The credit card giants and their member banks, Home Depot said in an antitrust lawsuit filed earlier this week, have “acted in concert” to prevent the adoption of chip-and-PIN authentication in the U.S. on a large scale even though it “provides far greater security” than signature authentication.
As a result, U.S. consumers “experience the highest rates of payment card fraud in the world, and United States businesses are subject to the highest payment card related fees in the world,” the suit alleges.
Home Depot was one of the first national retailers to upgrade its store terminals to accept the new chip-based cards for debit transactions. According to its suit, Visa and MasterCard have tried to block the use of PINs because less secure transactions earn them higher “interchange” fees from retailers.
Chip-and-PIN authentication “is less profitable for Visa, MasterCard, and their member banks and it provides a greater threat to their market dominance,” Home Depot claims.

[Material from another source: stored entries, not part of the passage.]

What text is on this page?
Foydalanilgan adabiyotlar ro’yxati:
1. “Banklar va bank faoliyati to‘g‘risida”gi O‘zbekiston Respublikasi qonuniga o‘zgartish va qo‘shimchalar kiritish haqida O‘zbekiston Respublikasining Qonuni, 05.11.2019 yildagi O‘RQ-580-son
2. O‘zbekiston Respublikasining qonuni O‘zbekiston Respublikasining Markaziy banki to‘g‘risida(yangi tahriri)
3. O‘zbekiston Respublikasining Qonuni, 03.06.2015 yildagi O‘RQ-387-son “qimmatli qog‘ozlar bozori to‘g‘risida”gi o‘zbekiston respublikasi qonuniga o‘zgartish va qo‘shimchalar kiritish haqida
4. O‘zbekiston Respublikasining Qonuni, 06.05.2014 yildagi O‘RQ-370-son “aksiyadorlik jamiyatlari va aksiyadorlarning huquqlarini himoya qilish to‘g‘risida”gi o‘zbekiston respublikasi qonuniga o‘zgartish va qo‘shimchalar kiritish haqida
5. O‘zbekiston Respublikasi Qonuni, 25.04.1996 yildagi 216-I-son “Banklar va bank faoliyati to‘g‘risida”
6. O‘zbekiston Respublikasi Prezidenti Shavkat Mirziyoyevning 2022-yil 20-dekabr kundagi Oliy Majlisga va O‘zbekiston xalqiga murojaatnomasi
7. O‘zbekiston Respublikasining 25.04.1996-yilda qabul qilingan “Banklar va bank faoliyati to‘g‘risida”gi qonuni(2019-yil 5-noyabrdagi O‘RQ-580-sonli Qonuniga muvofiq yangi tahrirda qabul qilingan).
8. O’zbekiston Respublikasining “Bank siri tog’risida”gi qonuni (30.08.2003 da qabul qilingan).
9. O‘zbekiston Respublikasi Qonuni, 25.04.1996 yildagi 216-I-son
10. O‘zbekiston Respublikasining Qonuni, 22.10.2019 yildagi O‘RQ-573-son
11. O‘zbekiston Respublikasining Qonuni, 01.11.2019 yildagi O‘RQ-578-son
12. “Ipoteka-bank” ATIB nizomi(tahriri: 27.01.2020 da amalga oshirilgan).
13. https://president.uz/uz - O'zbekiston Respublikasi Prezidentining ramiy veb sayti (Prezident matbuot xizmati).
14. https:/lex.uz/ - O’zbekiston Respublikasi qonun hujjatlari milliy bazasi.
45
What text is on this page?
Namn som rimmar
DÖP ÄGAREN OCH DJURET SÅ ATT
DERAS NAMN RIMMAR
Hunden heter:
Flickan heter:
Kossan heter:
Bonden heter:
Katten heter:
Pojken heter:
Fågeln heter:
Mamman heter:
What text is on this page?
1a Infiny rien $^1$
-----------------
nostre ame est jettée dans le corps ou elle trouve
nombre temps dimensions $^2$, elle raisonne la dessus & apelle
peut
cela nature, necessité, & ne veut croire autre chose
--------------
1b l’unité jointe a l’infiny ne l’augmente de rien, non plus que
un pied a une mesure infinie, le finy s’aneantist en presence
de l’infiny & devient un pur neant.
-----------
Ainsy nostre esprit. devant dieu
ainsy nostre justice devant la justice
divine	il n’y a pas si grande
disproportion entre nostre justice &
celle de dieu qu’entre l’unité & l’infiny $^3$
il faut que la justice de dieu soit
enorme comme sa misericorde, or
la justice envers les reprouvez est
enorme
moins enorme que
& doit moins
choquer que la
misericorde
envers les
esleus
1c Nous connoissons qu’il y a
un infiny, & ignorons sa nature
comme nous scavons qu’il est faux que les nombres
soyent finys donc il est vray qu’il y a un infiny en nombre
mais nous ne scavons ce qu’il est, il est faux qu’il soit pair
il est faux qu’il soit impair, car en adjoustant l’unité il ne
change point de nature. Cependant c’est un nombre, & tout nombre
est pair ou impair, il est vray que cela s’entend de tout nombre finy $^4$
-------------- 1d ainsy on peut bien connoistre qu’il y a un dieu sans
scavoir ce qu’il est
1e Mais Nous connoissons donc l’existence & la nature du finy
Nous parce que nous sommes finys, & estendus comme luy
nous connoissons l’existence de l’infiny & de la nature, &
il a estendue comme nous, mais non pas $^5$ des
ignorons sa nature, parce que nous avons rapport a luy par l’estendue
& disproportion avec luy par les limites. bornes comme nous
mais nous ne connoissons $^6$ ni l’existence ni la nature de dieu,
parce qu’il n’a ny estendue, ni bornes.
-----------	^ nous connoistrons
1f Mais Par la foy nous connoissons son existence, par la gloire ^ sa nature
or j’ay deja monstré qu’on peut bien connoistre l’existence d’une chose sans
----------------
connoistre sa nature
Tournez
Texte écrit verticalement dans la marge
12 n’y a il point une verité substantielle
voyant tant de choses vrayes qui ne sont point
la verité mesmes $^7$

The case comes a month after Wal-Mart sued Visa for the right to choose how customers authorize debit-card purchases, saying Visa’s requirement that shoppers be allowed to verify with a signature, rather than a PIN, encourages fraud.
Wal-Mart pays Visa about five cents more per signature transaction than it does for those that use a PIN, according to the Wall Street Journal.
Visa and MasterCard set an Oct. 1, 2015 deadline for banks and merchants to switch to chip cards and card readers similar to those long used in Europe. According to the Atlanta Journal Constitution, about half of the 1.2 billion credit and debit cards used in the U.S. have been switched to chip cards.
“The issuing banks … have little reason to resist Visa and MasterCard’s attempts to limit the use of PIN technology,” Home Depot said. “These banks profit from Visa and MasterCard’s market power by charging supracompetitive interchange fees on signature transactions.”